LAS VEGAS -- Almost 34,000 students attending the Clark County School District have special educational needs, but only four schools are set up to teach these children.

On Wednesday, a building at John Miller Elementary School, 1905 Atlantic Street, opened to help more than special needs students and is equipped to handle those with multiple disabilities.

Principal Jean Trudell said she never thought this day would come, and proudly cut the ribbon on the future.

For Azure Irvine, life has mainly been confined to a motorized wheelchair.

"He's a fighter," said Isaac Irvine, Azure's father. "He's had to fight his whole life to live."

Azure suffers from cerebral palsy and autism and can barely see a few feet in front of him.

"We knew we were going to be those parents that require special needs with special care," said Jennifer Winchester, Azure's mother.

With all the Azure's disabilities, his parents said they knew he needed a special school that could work with students -- such as Azure -- with multiple disabilities.

Azure's parents turned to the John Miller school, but the old school was in such disrepair, teaching became nearly impossible.

"In the old school, the hallways were really small," Isaac Irvine said.

That wasn't the only problem.

"I was always very concerned about all of the power going down and all of the medical equipment our students needed power for," Trudell said.

Trudell pleaded with the school district to open a new special school.

The new school is one of a kind, built just for students like Azure.

"The huge hallways with big doors," Trudell said as she described the school. "Hallways with textures for those kids visually impaired so they can learn what hallway they're in."

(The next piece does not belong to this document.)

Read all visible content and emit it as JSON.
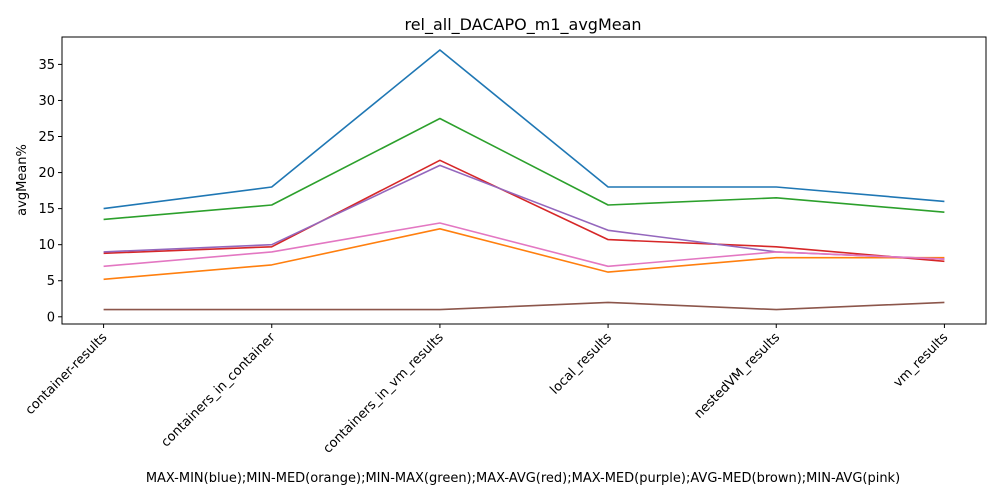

The school has a special medical facility able to teach and treat children with disabilities.

The Irvines walked through the new school with relief on their faces, knowing their son will now have the chance to receive the proper care and attention he deserves.

"He probably would have ended up being in a home or stay at home with us," Isaac Irvine said.

The school cost the district $18 million to build through the 1998 bond fund.